Nigel Hayes is one of the best players on one of the best college basketball teams in the country.

But he’s also one of many who are confused by how much money the NCAA and other collegiate athletic organizations make while not compensating student-athletes beyond a scholarship.

So the Wisconsin senior took a stand Saturday, showing up to the broadcast of media juggernaut ESPN’s “College GameDay” and holding a sign that took a sharp jab at the NCAA.

The digital payment service Venmo allows users to exchange money online. The account Hayes listed, “BrokeBadger1”, isn’t registered under his name. It was, until Saturday afternoon, listed under Taurean Villolovos, a fellow basketball player from Hayes’s hometown of Dayton, Ohio, according to Yahoo Sports. It now is under “Chairface Clapperton.” As of early Saturday afternoon, the account has received more than 100 payments, some with messages of support, some a little more critical.

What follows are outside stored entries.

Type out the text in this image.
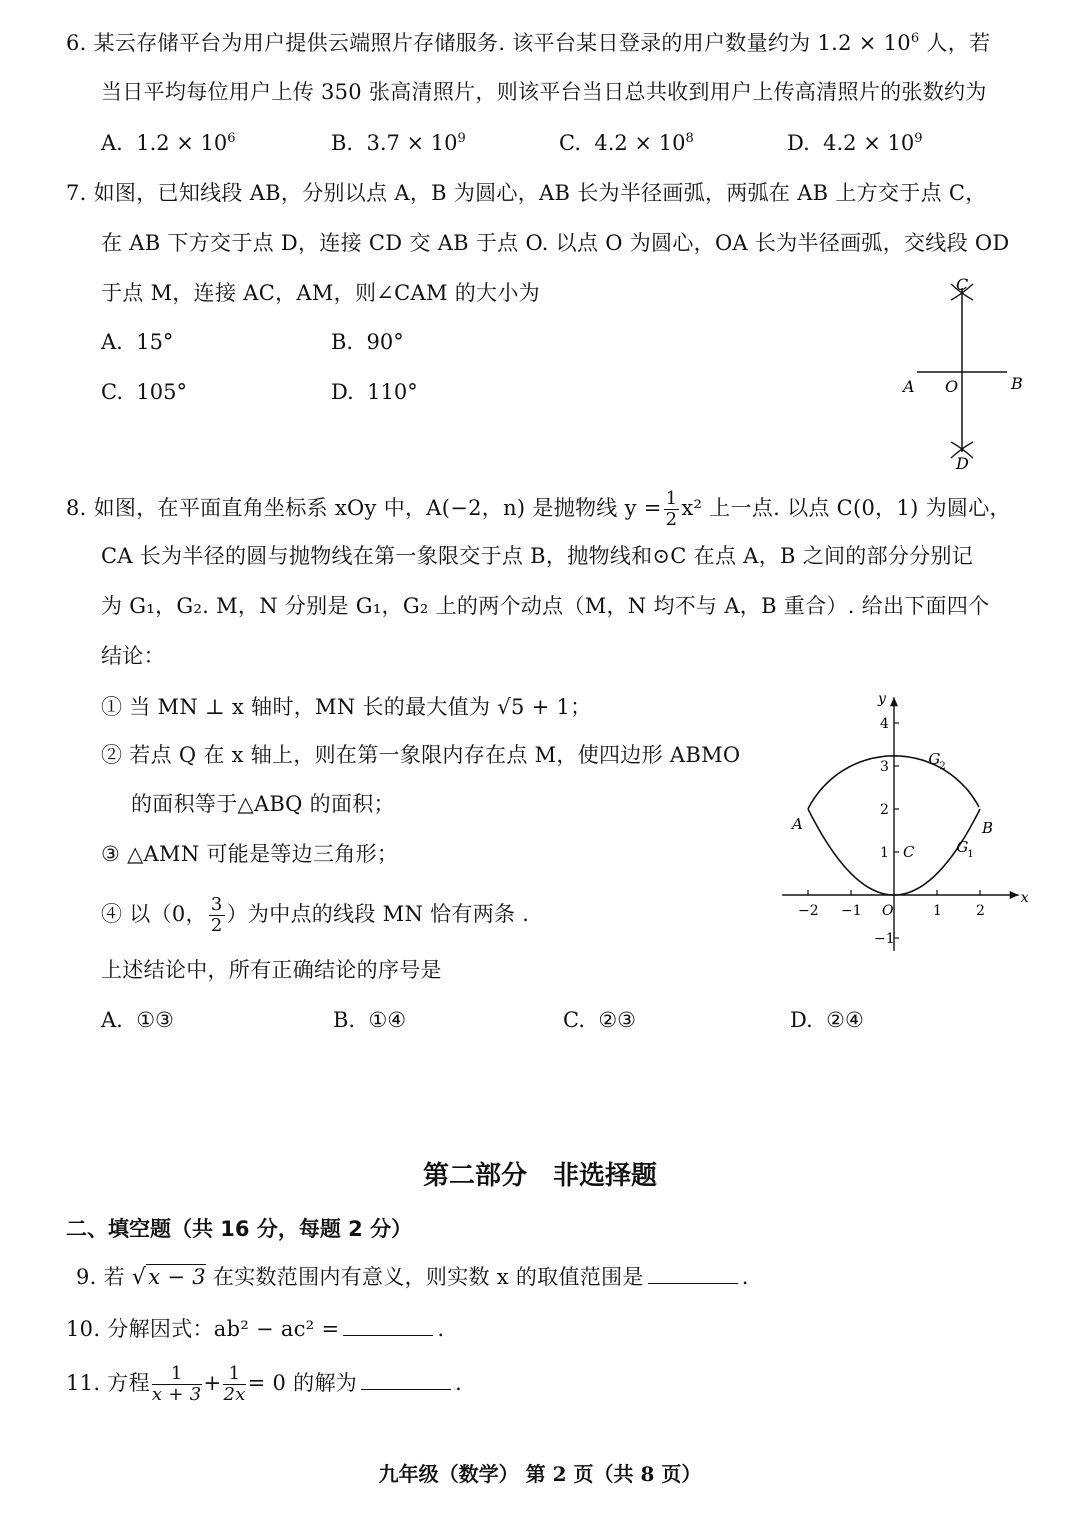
6. 某云存储平台为用户提供云端照片存储服务. 该平台某日登录的用户数量约为 $1.2 \times 10^6$ 人，若
当日平均每位用户上传 350 张高清照片，则该平台当日总共收到用户上传高清照片的张数约为
A. $1.2 \times 10^6$	B. $3.7 \times 10^9$	C. $4.2 \times 10^8$	D. $4.2 \times 10^9$
7. 如图，已知线段 AB，分别以点 A，B 为圆心，AB 长为半径画弧，两弧在 AB 上方交于点 C，
在 AB 下方交于点 D，连接 CD 交 AB 于点 O. 以点 O 为圆心，OA 长为半径画弧，交线段 OD
于点 M，连接 AC，AM，则∠CAM 的大小为
A. 15°	B. 90°
C. 105°	D. 110°
C
A O	B
D
8. 如图，在平面直角坐标系 xOy 中，A(−2，n) 是抛物线 $y = \frac{1}{2} x^2$ 上一点. 以点 C(0，1) 为圆心，
CA 长为半径的圆与抛物线在第一象限交于点 B，抛物线和⊙C 在点 A，B 之间的部分分别记
为 G₁，G₂. M，N 分别是 G₁，G₂ 上的两个动点（M，N 均不与 A，B 重合）. 给出下面四个
结论：
① 当 MN ⊥ x 轴时，MN 长的最大值为 √5 + 1；
② 若点 Q 在 x 轴上，则在第一象限内存在点 M，使四边形 ABMO
的面积等于△ABQ 的面积；
③ △AMN 可能是等边三角形；
④ 以（0， $\frac{3}{2}$ ）为中点的线段 MN 恰有两条 .
上述结论中，所有正确结论的序号是
A. ①③	B. ①④	C. ②③	D. ②④
x
y
−2 −1 O	1 2
−1
1
2
3
4
A	B
C
G 2
G 1
第二部分　非选择题
二、填空题（共 16 分，每题 2 分）
9. 若 √x − 3 在实数范围内有意义，则实数 x 的取值范围是	.
10. 分解因式：ab² − ac² =	.
11. 方程 $\frac{1}{x + 3} + \frac{1}{2x} = 0$ 的解为	.
九年级（数学） 第 2 页（共 8 页）
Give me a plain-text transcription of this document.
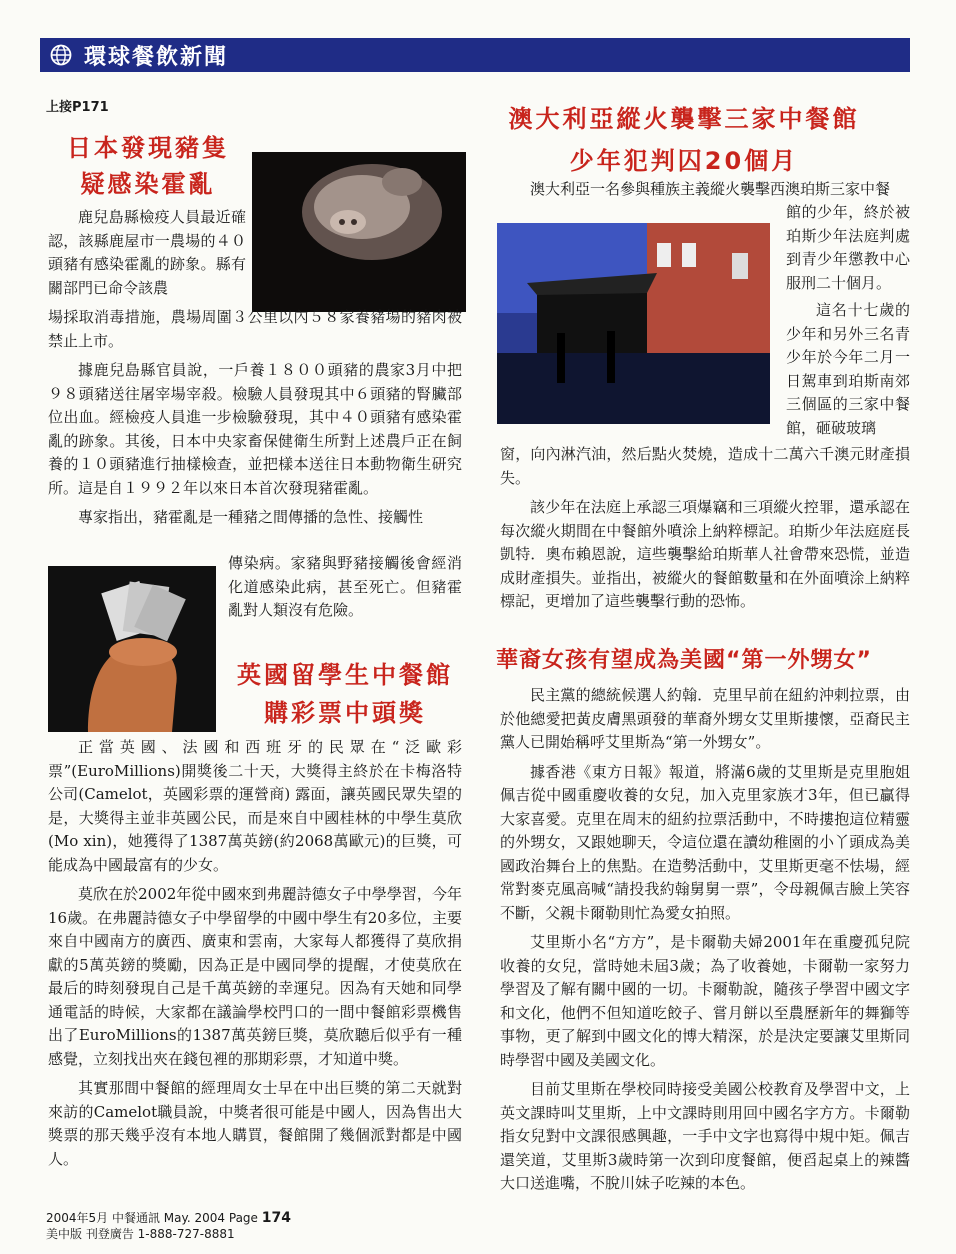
環球餐飲新聞
上接P171
日本發現豬隻
疑感染霍亂

鹿兒島縣檢疫人員最近確認，該縣鹿屋市一農場的４０頭豬有感染霍亂的跡象。縣有關部門已命令該農

場採取消毒措施，農場周圍３公里以內５８家養豬場的豬肉被禁止上市。

據鹿兒島縣官員說，一戶養１８００頭豬的農家3月中把９８頭豬送往屠宰場宰殺。檢驗人員發現其中６頭豬的腎臟部位出血。經檢疫人員進一步檢驗發現，其中４０頭豬有感染霍亂的跡象。其後，日本中央家畜保健衛生所對上述農戶正在飼養的１０頭豬進行抽樣檢查，並把樣本送往日本動物衛生研究所。這是自１９９２年以來日本首次發現豬霍亂。

專家指出，豬霍亂是一種豬之間傳播的急性、接觸性

傳染病。家豬與野豬接觸後會經消化道感染此病，甚至死亡。但豬霍亂對人類沒有危險。

英國留學生中餐館
購彩票中頭獎

正當英國、法國和西班牙的民眾在“泛歐彩票”(EuroMillions)開獎後二十天，大獎得主終於在卡梅洛特公司(Camelot，英國彩票的運營商) 露面，讓英國民眾失望的是，大獎得主並非英國公民，而是來自中國桂林的中學生莫欣(Mo xin)，她獲得了1387萬英鎊(約2068萬歐元)的巨獎，可能成為中國最富有的少女。

莫欣在於2002年從中國來到弗麗詩德女子中學學習，今年16歲。在弗麗詩德女子中學留學的中國中學生有20多位，主要來自中國南方的廣西、廣東和雲南，大家每人都獲得了莫欣捐獻的5萬英鎊的獎勵，因為正是中國同學的提醒，才使莫欣在最后的時刻發現自己是千萬英鎊的幸運兒。因為有天她和同學通電話的時候，大家都在議論學校門口的一間中餐館彩票機售出了EuroMillions的1387萬英鎊巨獎，莫欣聽后似乎有一種感覺，立刻找出夾在錢包裡的那期彩票，才知道中獎。

其實那間中餐館的經理周女士早在中出巨獎的第二天就對來訪的Camelot職員說，中獎者很可能是中國人，因為售出大獎票的那天幾乎沒有本地人購買，餐館開了幾個派對都是中國人。

澳大利亞縱火襲擊三家中餐館
少年犯判囚20個月

澳大利亞一名參與種族主義縱火襲擊西澳珀斯三家中餐

館的少年，終於被珀斯少年法庭判處到青少年懲教中心服刑二十個月。

這名十七歲的少年和另外三名青少年於今年二月一日駕車到珀斯南郊三個區的三家中餐館，砸破玻璃

窗，向內淋汽油，然后點火焚燒，造成十二萬六千澳元財產損失。

該少年在法庭上承認三項爆竊和三項縱火控罪，還承認在每次縱火期間在中餐館外噴涂上納粹標記。珀斯少年法庭庭長凱特．奧布賴恩說，這些襲擊給珀斯華人社會帶來恐慌，並造成財產損失。並指出，被縱火的餐館數量和在外面噴涂上納粹標記，更增加了這些襲擊行動的恐怖。

華裔女孩有望成為美國“第一外甥女”

民主黨的總統候選人約翰．克里早前在紐約沖剌拉票，由於他總愛把黃皮膚黑頭發的華裔外甥女艾里斯摟懷，亞裔民主黨人已開始稱呼艾里斯為“第一外甥女”。

據香港《東方日報》報道，將滿6歲的艾里斯是克里胞姐佩吉從中國重慶收養的女兒，加入克里家族才3年，但已贏得大家喜愛。克里在周末的紐約拉票活動中，不時摟抱這位精靈的外甥女，又跟她聊天，令這位還在讀幼稚園的小丫頭成為美國政治舞台上的焦點。在造勢活動中，艾里斯更毫不怯場，經常對麥克風高喊“請投我約翰舅舅一票”，令母親佩吉臉上笑容不斷，父親卡爾勒則忙為愛女拍照。

艾里斯小名“方方”，是卡爾勒夫婦2001年在重慶孤兒院收養的女兒，當時她未屆3歲；為了收養她，卡爾勒一家努力學習及了解有關中國的一切。卡爾勒說，隨孩子學習中國文字和文化，他們不但知道吃餃子、嘗月餅以至農歷新年的舞獅等事物，更了解到中國文化的博大精深，於是決定要讓艾里斯同時學習中國及美國文化。

目前艾里斯在學校同時接受美國公校教育及學習中文，上英文課時叫艾里斯，上中文課時則用回中國名字方方。卡爾勒指女兒對中文課很感興趣，一手中文字也寫得中規中矩。佩吉還笑道，艾里斯3歲時第一次到印度餐館，便舀起桌上的辣醬大口送進嘴，不脫川妹子吃辣的本色。

2004年5月 中餐通訊 May. 2004 Page 174
美中版 刊登廣告 1-888-727-8881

“Poor you. Fame, girls, free food, education, free living. Must be tough dude. Get a real cause,” one user wrote.

“You’ll be a millionaire in a few years. But that doesn’t give the ncaa any right to not pay you. Have a few beers on me,” another posted.

Hayes had promised earlier in the week that he would attend the broadcast, which took place on Wisconsin’s campus, and that he would have a “great sign.”

But Hayes’ issue with the NCAA’s compensation structure is not new. He has used his Twitter account to voice his dissatisfaction in the past.

Hayes’s protest is reminiscent of a more humorous “College GameDay” sign earlier this year, when a fan held up a sign asking for beer money. More than 2,000 people paid the man, including Venmo itself. The company has not issued a statement on Hayes’s sign.

This past spring, Hayes passed up an opportunity to enter the NBA draft to return to school, and this fall he was named the Big Ten preseason Player of the Year.

But Saturday’s protest could potentially impact his ability to play this season. The NCAA prohibits players from making money off their sport so that they remain amateurs. Depending on where the money ends up from the “BrokeBadger1” account, the organization could decide to rule him ineligible for the 2016-2017 season.